An MIT Alumni Association Publication

As heat waves engulf most of the country this week, many professionals are dealing with a very serious problem: the sweat-soaked dress shirt, often the result of a too hot commute to work each morning.

A group of MIT graduates and students are hoping to make this problem a thing of the past. The Ministry of Supply, a Boston-based company formed at the Institute in 2010, has created a dress shirt which utilizes NASA-grade technology that adjusts to your body temperature.

From Forbes:

"The shirt takes the phase-change materials used in NASA space suits to craft a dress shirt that adapts to its wearer. If it is warm out, the shirt pulls heat from your body to cool you down, removing sweat and odor as it does so. When the office air conditioning starts to chill, the shirt releases the energy it stored to warm its wearer back up, all the while remaining wrinkle free."

The Ministry of Supply is comprised of Kevin Rustagi '11, Gihan Amarasiriwardena '11, and MBA candidates Kit Hickey and Aman Advani. The group began selling limited-supply shirts last year. Their first dress shirt, dubbed the Agent, sold out last fall.

To generate funding for their newest shirt, The Apollo, the team launched a Kickstarter campaign on June 8, with the initial goal of raising $30,000 dollars in about a month. Within the first week, they reached their goal. As of July 6, with five days remaining in the campaign, more than 1,600 backers have donated more than $233,000.

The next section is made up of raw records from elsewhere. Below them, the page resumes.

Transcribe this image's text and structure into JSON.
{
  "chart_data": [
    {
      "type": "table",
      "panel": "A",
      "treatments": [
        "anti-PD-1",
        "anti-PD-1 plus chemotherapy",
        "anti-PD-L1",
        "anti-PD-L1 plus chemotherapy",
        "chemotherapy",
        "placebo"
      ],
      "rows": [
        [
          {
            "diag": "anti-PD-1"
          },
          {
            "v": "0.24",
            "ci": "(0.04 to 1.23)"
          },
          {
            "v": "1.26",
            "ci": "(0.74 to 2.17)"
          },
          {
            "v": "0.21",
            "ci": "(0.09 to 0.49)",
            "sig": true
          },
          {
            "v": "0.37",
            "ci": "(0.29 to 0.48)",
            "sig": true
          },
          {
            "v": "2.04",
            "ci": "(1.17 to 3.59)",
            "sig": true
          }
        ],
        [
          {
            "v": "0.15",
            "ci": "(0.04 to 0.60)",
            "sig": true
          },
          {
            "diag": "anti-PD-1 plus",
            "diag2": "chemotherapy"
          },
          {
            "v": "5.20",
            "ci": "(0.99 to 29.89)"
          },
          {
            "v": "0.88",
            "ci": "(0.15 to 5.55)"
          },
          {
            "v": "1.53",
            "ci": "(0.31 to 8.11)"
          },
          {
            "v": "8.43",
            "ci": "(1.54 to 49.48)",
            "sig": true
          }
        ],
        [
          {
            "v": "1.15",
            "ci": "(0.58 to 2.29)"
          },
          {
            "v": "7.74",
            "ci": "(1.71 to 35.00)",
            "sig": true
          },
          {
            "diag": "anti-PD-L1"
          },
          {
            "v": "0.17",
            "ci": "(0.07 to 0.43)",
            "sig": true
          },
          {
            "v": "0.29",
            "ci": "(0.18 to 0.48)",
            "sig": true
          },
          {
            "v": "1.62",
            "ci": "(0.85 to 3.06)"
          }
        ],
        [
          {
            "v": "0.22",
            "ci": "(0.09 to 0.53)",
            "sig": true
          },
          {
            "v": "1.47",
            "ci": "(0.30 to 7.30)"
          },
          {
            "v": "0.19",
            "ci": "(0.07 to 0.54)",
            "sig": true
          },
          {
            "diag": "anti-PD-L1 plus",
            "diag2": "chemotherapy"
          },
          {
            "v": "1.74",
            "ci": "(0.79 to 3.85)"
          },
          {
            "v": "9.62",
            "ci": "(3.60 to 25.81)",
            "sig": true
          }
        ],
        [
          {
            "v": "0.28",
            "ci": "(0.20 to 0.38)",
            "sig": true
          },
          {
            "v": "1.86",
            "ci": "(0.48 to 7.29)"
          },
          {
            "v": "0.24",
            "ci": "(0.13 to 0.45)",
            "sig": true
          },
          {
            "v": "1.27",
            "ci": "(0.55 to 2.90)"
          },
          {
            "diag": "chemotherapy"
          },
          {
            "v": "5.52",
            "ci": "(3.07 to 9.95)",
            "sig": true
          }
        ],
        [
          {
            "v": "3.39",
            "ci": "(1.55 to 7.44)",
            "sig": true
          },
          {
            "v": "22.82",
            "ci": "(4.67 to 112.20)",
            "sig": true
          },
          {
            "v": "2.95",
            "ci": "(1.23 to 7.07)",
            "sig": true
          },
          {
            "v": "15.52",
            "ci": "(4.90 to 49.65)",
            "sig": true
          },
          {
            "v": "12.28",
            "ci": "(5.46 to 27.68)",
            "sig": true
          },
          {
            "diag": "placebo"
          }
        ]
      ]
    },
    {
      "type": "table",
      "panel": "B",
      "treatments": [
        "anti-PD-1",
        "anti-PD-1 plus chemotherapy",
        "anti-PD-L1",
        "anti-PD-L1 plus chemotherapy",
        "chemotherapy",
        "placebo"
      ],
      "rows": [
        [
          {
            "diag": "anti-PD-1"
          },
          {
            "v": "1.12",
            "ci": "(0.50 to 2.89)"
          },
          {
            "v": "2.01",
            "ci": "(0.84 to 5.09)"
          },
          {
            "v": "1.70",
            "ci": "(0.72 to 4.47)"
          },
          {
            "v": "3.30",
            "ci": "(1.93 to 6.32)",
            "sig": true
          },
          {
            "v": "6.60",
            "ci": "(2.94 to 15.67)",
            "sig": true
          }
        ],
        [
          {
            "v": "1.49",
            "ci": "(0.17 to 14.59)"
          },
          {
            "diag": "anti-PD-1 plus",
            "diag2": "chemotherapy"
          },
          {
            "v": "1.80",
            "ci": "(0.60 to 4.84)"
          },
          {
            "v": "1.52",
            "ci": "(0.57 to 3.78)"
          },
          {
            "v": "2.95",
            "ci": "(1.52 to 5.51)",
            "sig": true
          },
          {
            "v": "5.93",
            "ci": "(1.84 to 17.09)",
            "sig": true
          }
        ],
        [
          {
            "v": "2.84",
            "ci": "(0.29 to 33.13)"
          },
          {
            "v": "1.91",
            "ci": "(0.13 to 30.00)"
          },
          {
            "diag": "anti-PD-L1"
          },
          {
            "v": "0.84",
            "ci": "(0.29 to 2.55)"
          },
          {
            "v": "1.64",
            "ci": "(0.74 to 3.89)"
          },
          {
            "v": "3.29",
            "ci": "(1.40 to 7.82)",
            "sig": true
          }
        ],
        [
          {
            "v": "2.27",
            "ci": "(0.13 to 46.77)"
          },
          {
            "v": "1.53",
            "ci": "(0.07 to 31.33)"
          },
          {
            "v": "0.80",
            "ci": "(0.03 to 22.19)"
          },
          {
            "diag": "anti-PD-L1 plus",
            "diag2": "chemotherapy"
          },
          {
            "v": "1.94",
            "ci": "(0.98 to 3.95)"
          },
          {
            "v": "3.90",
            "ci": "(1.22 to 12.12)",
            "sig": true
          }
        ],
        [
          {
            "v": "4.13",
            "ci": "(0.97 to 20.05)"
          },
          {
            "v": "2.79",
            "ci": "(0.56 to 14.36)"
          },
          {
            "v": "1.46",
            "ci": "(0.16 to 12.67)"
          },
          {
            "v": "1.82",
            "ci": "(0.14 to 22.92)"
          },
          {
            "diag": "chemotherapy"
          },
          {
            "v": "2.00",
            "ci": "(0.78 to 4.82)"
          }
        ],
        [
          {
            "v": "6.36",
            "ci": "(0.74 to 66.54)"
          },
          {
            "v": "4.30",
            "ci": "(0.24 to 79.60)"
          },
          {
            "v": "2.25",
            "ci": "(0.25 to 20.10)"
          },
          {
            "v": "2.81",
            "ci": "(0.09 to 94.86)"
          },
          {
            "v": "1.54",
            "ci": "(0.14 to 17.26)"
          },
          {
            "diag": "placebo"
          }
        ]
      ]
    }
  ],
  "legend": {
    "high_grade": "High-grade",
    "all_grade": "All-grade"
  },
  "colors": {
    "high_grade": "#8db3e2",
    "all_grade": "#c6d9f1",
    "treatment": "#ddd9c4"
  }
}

The shirts will be American-made (Los Angeles and New York) and retail for around $130 per shirt. The team recently added a showroom at 105 South St. in Boston, where they are requesting feedback for their current line of projects.

Comments

BG

Wed, 07/03/2013 2:17pm

What I really want to know is the thermal coefficient of the shirt and reflective heat index. I'm assuming the black shirt has higher radiation coefficient than the white ones but I'm still unsure of how much the difference is. More importantly; I will like to understand the Linear Costing Coefficient (LCC) if this shirt is priced linearly to performance of baseline comparison or does it have an exponential costing model and if it does, whats the value of the exponent.

Emil Friedman

Thu, 07/19/2012 5:36pm

How stain resistant is it? At $130/shirt I would be afraid to wear it while drinking tea behind the wheel or at my desk.

mkt

Sat, 07/07/2012 4:26pm

And how much energy can it store ...how much latent heat does the fabric have?

Judith Ronat

Fri, 07/06/2012 7:54pm

How much does this shirt weigh? And how much space does it take when packed?